CARMEM COSTA E ISMAEL SILVA CONSIDERAM-NO O MAIOR
SOLISTA DO BRASIL
![]() |
Codó e Carmem Costa, 1974. |
Atualmente, Mestre Codó está no
teatro Senac, no Rio, acompanhando ao violão Ismael Silva e Carmem Costa, no show "Se Você Jurar", escrito,
dirigido e narrado por Ricardo Cravo Abin. Antes da estréia no Rio, o espetáculo
foi apresentado em Curitiba, e em São Paulo, com sucesso absoluto e criticas
favoráveis da imprensa paulista, o que muito emocionou o mestre.
- Só vendo, menina, o público era
jovem, todo mundo entendendo e gostando da gente. solei Lamento e carinhoso, de
Pixinguinha, e Feitiço da Vila, de Noel Rosa. As pessoas aplaudiram tanto que
eu tive que me segurar pra não sair da linha. No final ele pediram Abismo de Rosas e Asa Branca. O primeiro foi tranqüilo, já gravei antes, mas o segundo,
não. Eu nem tinha tocado Asa Branca
em público. Aí eu expliquei que a coisa teria que ser na base do improviso. E
foi. Saiu tudo muito certo, muito bom, Impressionante, nunca vi nada igual.
![]() |
Codó e Ismael Silva, 1974. |
E no Rio, o show repete o sucesso. O espetáculo conta a vida de Ismael Silva e
Carmem Costa, em seus quase 50 anos dedicados ao samba. No final, o público
pede bis e todos saem sorrindo satisfeitos do teatro. Codó sola as mesmas músicas
e é aplaudido de maneira emocionante. Codozinho, seu filho, o acompanha no show.
Codó hoje, aos 60 anos, transa o dia
inteiro com seu Di Giorgio debaixo do
braço: "Não troco este violão por fortuna nenhuma. Afinal, é ele que vem
sustentando minha família já a muitos anos."
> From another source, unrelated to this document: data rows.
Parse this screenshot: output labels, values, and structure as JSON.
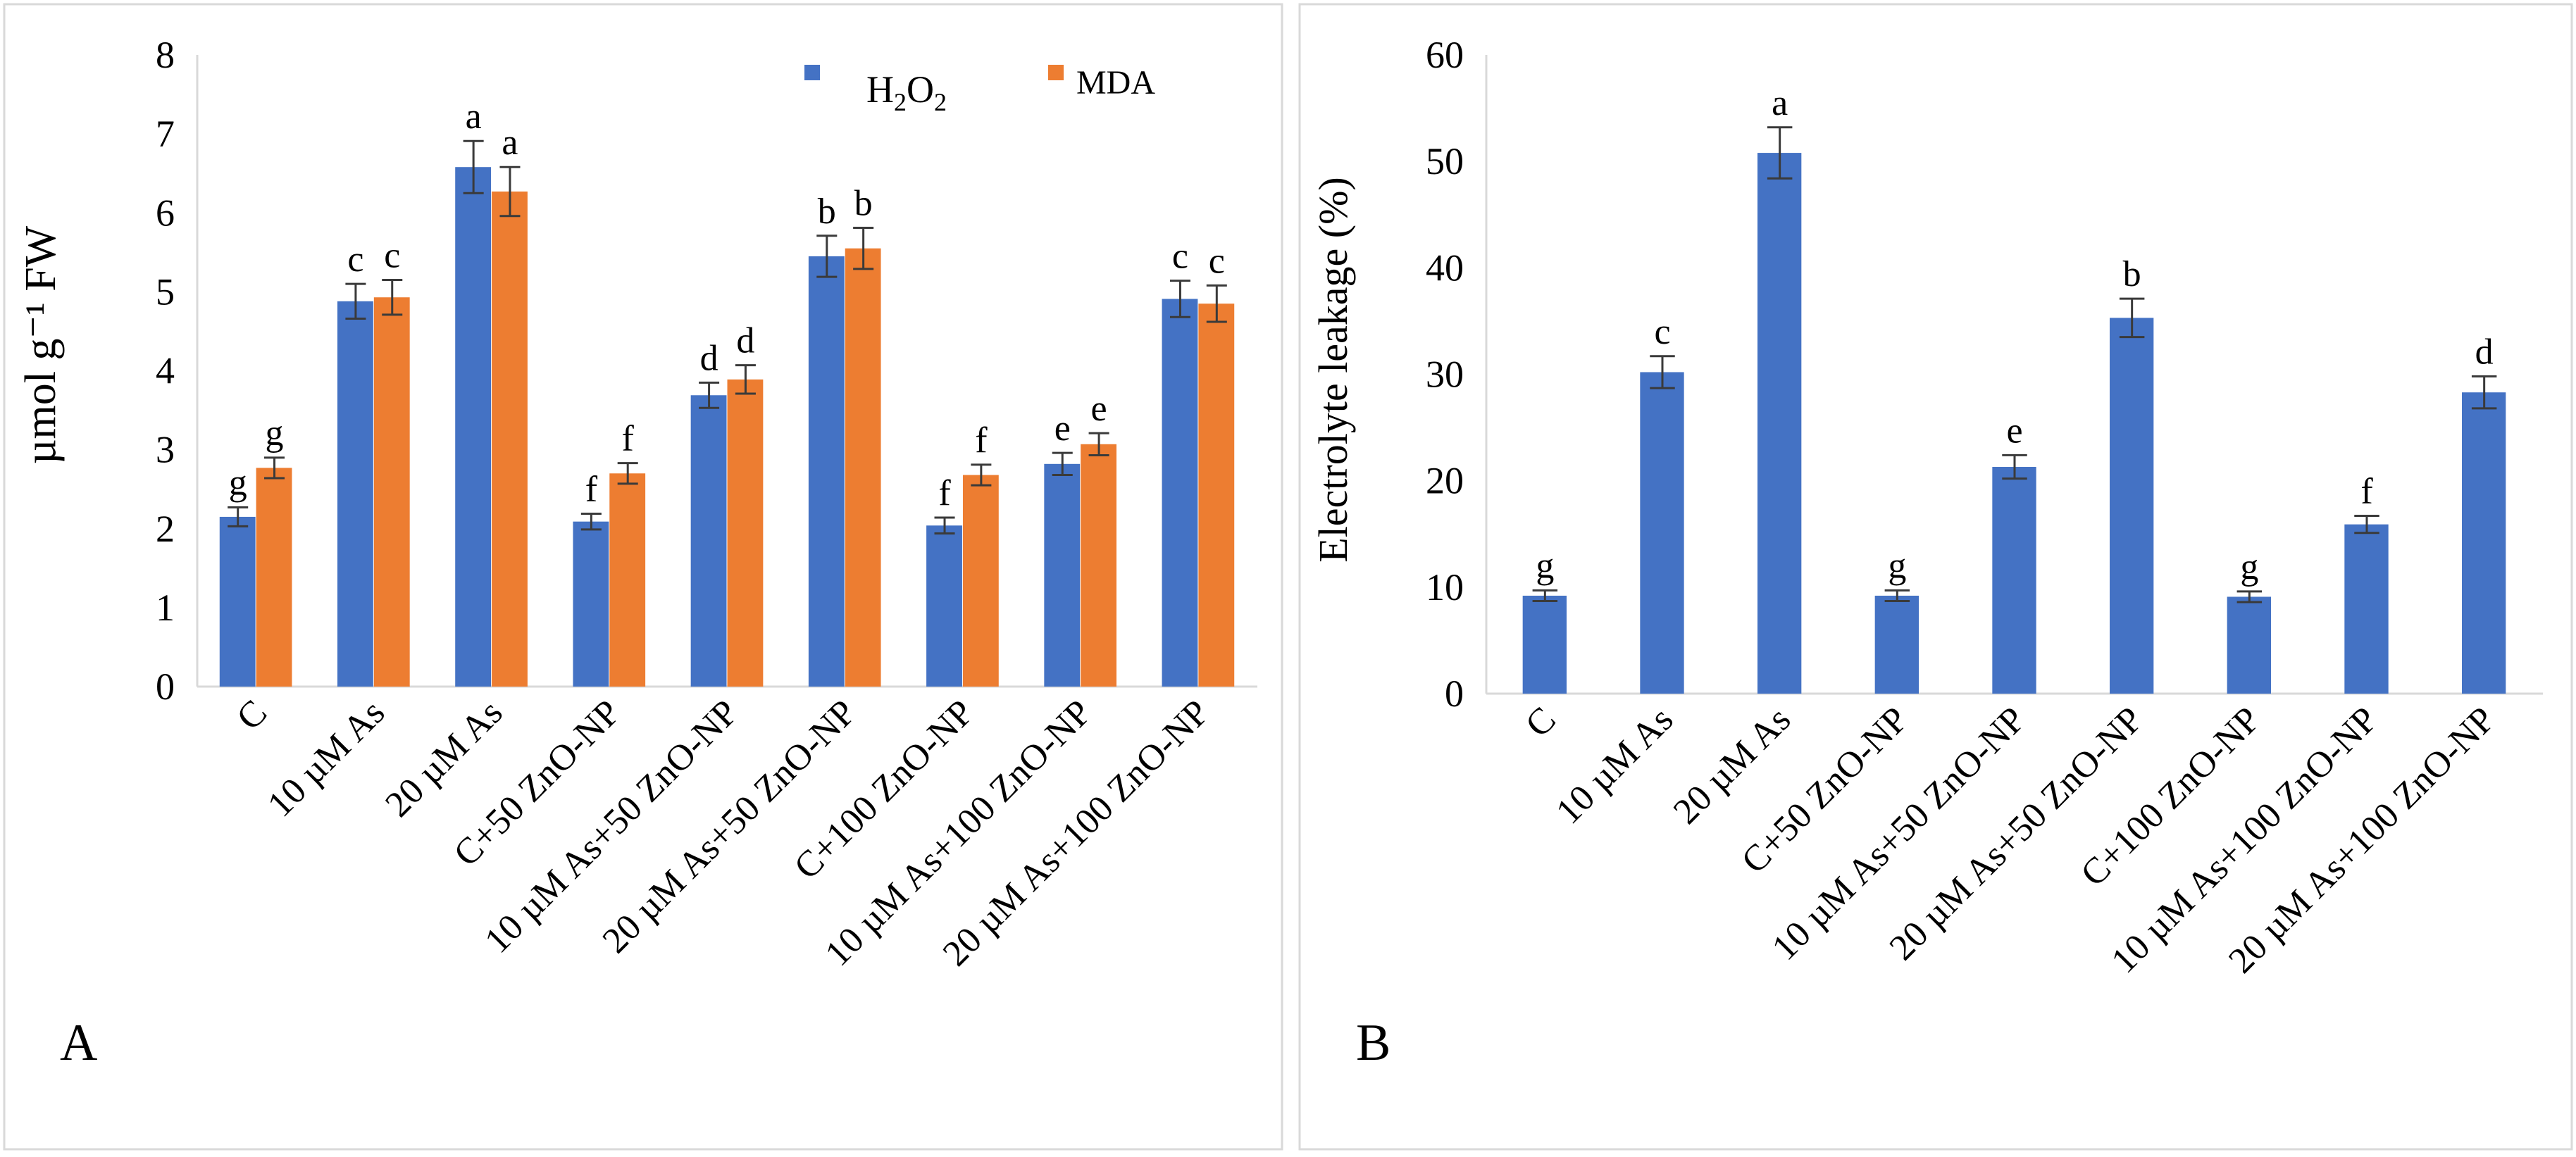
{
  "chart_data": [
    {
      "panel_label": "A",
      "type": "bar",
      "title": "",
      "xlabel": "",
      "ylabel": "µmol g⁻¹ FW",
      "ylim": [
        0,
        8
      ],
      "yticks": [
        0,
        1,
        2,
        3,
        4,
        5,
        6,
        7,
        8
      ],
      "grid": false,
      "legend_position": "top-right",
      "categories": [
        "C",
        "10 µM As",
        "20 µM As",
        "C+50 ZnO-NP",
        "10 µM As+50 ZnO-NP",
        "20 µM As+50 ZnO-NP",
        "C+100 ZnO-NP",
        "10 µM As+100 ZnO-NP",
        "20 µM As+100 ZnO-NP"
      ],
      "series": [
        {
          "name": "H2O2",
          "color": "#4472C4",
          "values": [
            2.15,
            4.88,
            6.58,
            2.09,
            3.69,
            5.45,
            2.04,
            2.82,
            4.91
          ],
          "errors": [
            0.12,
            0.22,
            0.33,
            0.1,
            0.16,
            0.26,
            0.1,
            0.14,
            0.23
          ],
          "letters": [
            "g",
            "c",
            "a",
            "f",
            "d",
            "b",
            "f",
            "e",
            "c"
          ]
        },
        {
          "name": "MDA",
          "color": "#ED7D31",
          "values": [
            2.77,
            4.93,
            6.27,
            2.7,
            3.89,
            5.55,
            2.68,
            3.07,
            4.85
          ],
          "errors": [
            0.13,
            0.22,
            0.31,
            0.13,
            0.18,
            0.26,
            0.13,
            0.14,
            0.23
          ],
          "letters": [
            "g",
            "c",
            "a",
            "f",
            "d",
            "b",
            "f",
            "e",
            "c"
          ]
        }
      ]
    },
    {
      "panel_label": "B",
      "type": "bar",
      "title": "",
      "xlabel": "",
      "ylabel": "Electrolyte leakage (%)",
      "ylim": [
        0,
        60
      ],
      "yticks": [
        0,
        10,
        20,
        30,
        40,
        50,
        60
      ],
      "grid": false,
      "categories": [
        "C",
        "10 µM As",
        "20 µM As",
        "C+50 ZnO-NP",
        "10 µM As+50 ZnO-NP",
        "20 µM As+50 ZnO-NP",
        "C+100 ZnO-NP",
        "10 µM As+100 ZnO-NP",
        "20 µM As+100 ZnO-NP"
      ],
      "series": [
        {
          "name": "Electrolyte leakage",
          "color": "#4472C4",
          "values": [
            9.2,
            30.2,
            50.8,
            9.2,
            21.3,
            35.3,
            9.1,
            15.9,
            28.3
          ],
          "errors": [
            0.5,
            1.5,
            2.4,
            0.5,
            1.1,
            1.8,
            0.5,
            0.8,
            1.5
          ],
          "letters": [
            "g",
            "c",
            "a",
            "g",
            "e",
            "b",
            "g",
            "f",
            "d"
          ]
        }
      ]
    }
  ]
}
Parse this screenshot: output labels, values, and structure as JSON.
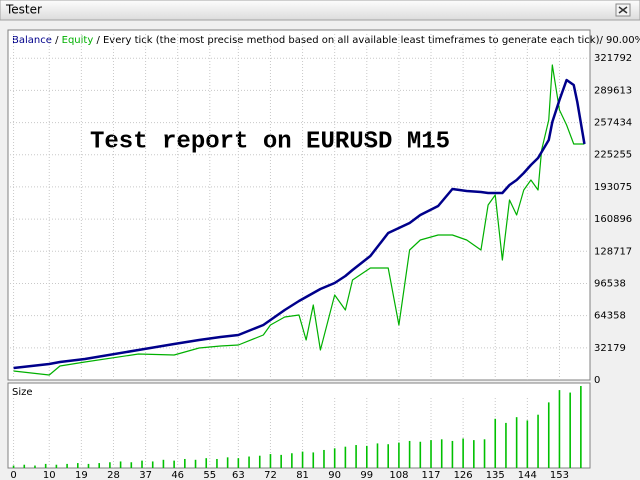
{
  "window": {
    "title": "Tester"
  },
  "chart_data": {
    "type": "line",
    "subtitle": "/ Every tick (the most precise method based on all available least timeframes to generate each tick)/ 90.00%",
    "annotation": "Test report on EURUSD M15",
    "x": [
      0,
      10,
      13,
      20,
      35,
      45,
      52,
      58,
      63,
      70,
      72,
      76,
      80,
      82,
      84,
      86,
      90,
      93,
      95,
      100,
      105,
      108,
      111,
      114,
      119,
      123,
      127,
      131,
      133,
      135,
      137,
      139,
      141,
      143,
      145,
      147,
      148,
      150,
      151,
      153,
      155,
      157,
      158,
      160
    ],
    "series": [
      {
        "name": "Balance",
        "color": "#00008b",
        "values": [
          12000,
          16000,
          18000,
          21000,
          30000,
          36000,
          40000,
          43000,
          45000,
          55000,
          60000,
          70000,
          79000,
          83000,
          87000,
          91000,
          97000,
          104000,
          110000,
          124000,
          147000,
          152000,
          157000,
          165000,
          174000,
          191000,
          189000,
          188000,
          187000,
          187000,
          187000,
          195000,
          200000,
          207000,
          215000,
          222000,
          228000,
          240000,
          258000,
          280000,
          300000,
          295000,
          278000,
          236000
        ]
      },
      {
        "name": "Equity",
        "color": "#00b000",
        "values": [
          9000,
          5000,
          14000,
          18000,
          26000,
          25000,
          32000,
          34000,
          35000,
          45000,
          55000,
          63000,
          65000,
          40000,
          75000,
          30000,
          85000,
          70000,
          100000,
          112000,
          112000,
          55000,
          130000,
          140000,
          145000,
          145000,
          140000,
          130000,
          175000,
          185000,
          120000,
          180000,
          165000,
          190000,
          200000,
          190000,
          230000,
          260000,
          315000,
          270000,
          255000,
          236000,
          236000,
          236000
        ]
      }
    ],
    "xlim": [
      -1,
      161
    ],
    "xticks": [
      0,
      10,
      19,
      28,
      37,
      46,
      55,
      63,
      72,
      81,
      90,
      99,
      108,
      117,
      126,
      135,
      144,
      153
    ],
    "ylim": [
      0,
      346000
    ],
    "yticks": [
      0,
      32179,
      64358,
      96538,
      128717,
      160896,
      193075,
      225255,
      257434,
      289613,
      321792
    ],
    "grid": true,
    "size_panel": {
      "label": "Size",
      "color": "#00c000",
      "ylim": [
        0,
        100
      ],
      "x": [
        0,
        3,
        6,
        9,
        12,
        15,
        18,
        21,
        24,
        27,
        30,
        33,
        36,
        39,
        42,
        45,
        48,
        51,
        54,
        57,
        60,
        63,
        66,
        69,
        72,
        75,
        78,
        81,
        84,
        87,
        90,
        93,
        96,
        99,
        102,
        105,
        108,
        111,
        114,
        117,
        120,
        123,
        126,
        129,
        132,
        135,
        138,
        141,
        144,
        147,
        150,
        153,
        156,
        159
      ],
      "values": [
        3,
        4,
        3,
        5,
        4,
        5,
        6,
        5,
        6,
        7,
        8,
        7,
        9,
        8,
        10,
        9,
        11,
        10,
        12,
        11,
        13,
        12,
        14,
        15,
        17,
        16,
        18,
        20,
        19,
        22,
        24,
        26,
        28,
        27,
        30,
        29,
        31,
        33,
        32,
        34,
        35,
        33,
        36,
        34,
        35,
        60,
        55,
        62,
        58,
        65,
        80,
        95,
        92,
        100
      ]
    }
  }
}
E a família é bem numerosa: casado
com Dona Antonina, há 32 anos - que acorda todos os dias ouvindo o LP Codó Brincando Com as Cordas - ele é pai
de nove filhos, todos baianos. E todos tocam e compõem: "Até Esteves, meu caçula
de 11 anos, já sola Abismo de Rosas."
![]() |
Codó e seus muitos violões em seu apartamento no Estácio RJ, 1974. |
Em seu apartamento no Estácio, o
assunto é sempre música. Um mostra seu trabalho a outro ou pede uma sugestão
sobre este ou aquele acorde. Na sala, há mais de seis violões espalhados pelos
cantos, gavetas abarrotadas de partituras e, em cima da televisão, os troféus
que Codó ganhou nos festivais de Jurujuba, em Niterói.
Carlinhos, de 23 anos, mostra um
frevo que compôs e que gostaria que Gal Costa gravasse; Esteves faz seus
exercícios escolares nas costas do violão.
ELE VAI ABRIR O CANTINHO DO CODÓ
Com seis LPs gravados e mais de 500
músicas inéditas, o mestre afirma que ainda não teve oportunidade para mostrar todo
o seu trabalho, "porque as gravadoras preferem músicas conhecidas como
garantia de sucesso". Mas se tudo der certo, como estou planejando, vou
abrir o "Cantinho do Codó, um recinto de diversão, bem retirado da cidade.
Talvez na Barra, para receber os amigos, tomar umas cervejinhas e tocar meu
violão. Por enquanto, isso é só um sonho, porque não ganho dinheiro suficiente
e a loteria vive fugindo de mim".
Fonte: Revista Fatos e Fotos, 21 de maio de 1974.